A mother found pushing her deceased son in a swing last May has now been arrested and charged in connection with the boy’s death.
A medical examiner said the boy died of dehydration and hypothermia after sitting in the swing for two days.
Romechia Marie Simms, 24 at the time the boy was found dead, was charged with manslaughter, first-degree child abuse and child neglect, according to an indictment announced Monday.
Investigators said Simms arrived at the park with her son shortly after 11 a.m. on May 20. He was alive at the time, they said.
Family members have said Simms was suffering from mental illness. She was hospitalized after her son's death, and had been hospitalized for a brief period in the months beforehand.
Simms' mother, Vontasha Simms, said she was "totally flabbergasted" by the decision to bring criminal charges.
"No one in their right mind is going to sit out there for two days in the elements," she said, noting that her daughter was exposed to the weather and had no food or water, either, during those two days.
She said her daughter had just begun taking medication for her mental-health problems a couple of months before, and wondered whether there were problems getting the right medication or dosage. She said her daughter had been complaining of headaches before Ji'Aire's death.
"Somehow, somewhere within that episode, time stopped for her," Vontasha Simms said.
Vontasha Simms said she hopes to retain a private attorney to represent her daughter, but worries that she can't afford it.

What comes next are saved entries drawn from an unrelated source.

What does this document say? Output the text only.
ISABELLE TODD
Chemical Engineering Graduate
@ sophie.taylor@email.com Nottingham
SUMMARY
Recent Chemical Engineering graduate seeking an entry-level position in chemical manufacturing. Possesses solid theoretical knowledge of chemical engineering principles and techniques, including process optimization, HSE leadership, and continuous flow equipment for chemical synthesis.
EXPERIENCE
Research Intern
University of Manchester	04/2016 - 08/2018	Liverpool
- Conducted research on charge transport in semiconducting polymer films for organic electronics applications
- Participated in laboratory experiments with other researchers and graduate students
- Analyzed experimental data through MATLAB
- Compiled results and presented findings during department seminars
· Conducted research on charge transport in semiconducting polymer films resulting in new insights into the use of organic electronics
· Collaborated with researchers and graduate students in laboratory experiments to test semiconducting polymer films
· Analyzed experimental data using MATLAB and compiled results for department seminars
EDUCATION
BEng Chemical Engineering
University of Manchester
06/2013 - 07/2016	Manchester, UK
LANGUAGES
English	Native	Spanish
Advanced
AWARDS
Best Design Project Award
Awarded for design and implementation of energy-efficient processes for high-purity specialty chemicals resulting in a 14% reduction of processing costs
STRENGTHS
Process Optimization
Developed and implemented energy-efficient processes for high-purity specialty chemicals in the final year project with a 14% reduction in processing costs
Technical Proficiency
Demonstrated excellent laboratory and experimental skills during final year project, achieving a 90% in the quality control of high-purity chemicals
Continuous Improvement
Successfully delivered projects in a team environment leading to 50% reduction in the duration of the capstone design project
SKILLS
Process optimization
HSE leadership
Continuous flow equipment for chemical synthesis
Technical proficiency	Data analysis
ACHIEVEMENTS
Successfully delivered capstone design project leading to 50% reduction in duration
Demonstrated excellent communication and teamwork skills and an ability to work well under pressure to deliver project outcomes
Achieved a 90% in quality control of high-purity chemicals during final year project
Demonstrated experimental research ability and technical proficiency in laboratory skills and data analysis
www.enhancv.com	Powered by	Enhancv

Christopher Slobogin, a professor at Vanderbilt University's law school and an expert in mental health law, said prosecutors have leeway in deciding whether to bring criminal charges in cases like this. How much Simms' apparent mental illness affects the case depends on how strong the defense's argument is that she is ill, Slobogin said.
"If she's pushing her dead child in a swing that's pretty good evidence of serious impairment," Slobogin said.
After Monday's arraignment, Covington said he didn't know whether he might revisit the criminal charges if subsequent mental-health evaluations raise questions about Simms' sanity or competency. While he acknowledged that mental-health issues are part of the case, he said it would be up to the defense to bring forward a mental-illness defense.
He said he could not discuss specific facts of the case, including whether Simms had offered an explanation of her behavior to the authorities.
Earlier this year, the boy's father petitioned a District of Columbia court for custody of his son, saying Simms was behaving erratically and jumped out of a moving taxicab with Ji'Aire.
In court papers, Simms acknowledged she had had a mental breakdown but insisted she was doing better.
"This breakdown that I had was the first that I have ever had in my life and I truly believe it was from an extreme amount of stress weighing heavy on me. I am now in a much better productive space," she wrote in a letter to the judge.
In May, just days before Ji'Aire's death, a judge ordered the parents to share custody, and court records indicate both Simms and the boy's father agreed to the arrangement.
The Associated Press contributed to this report.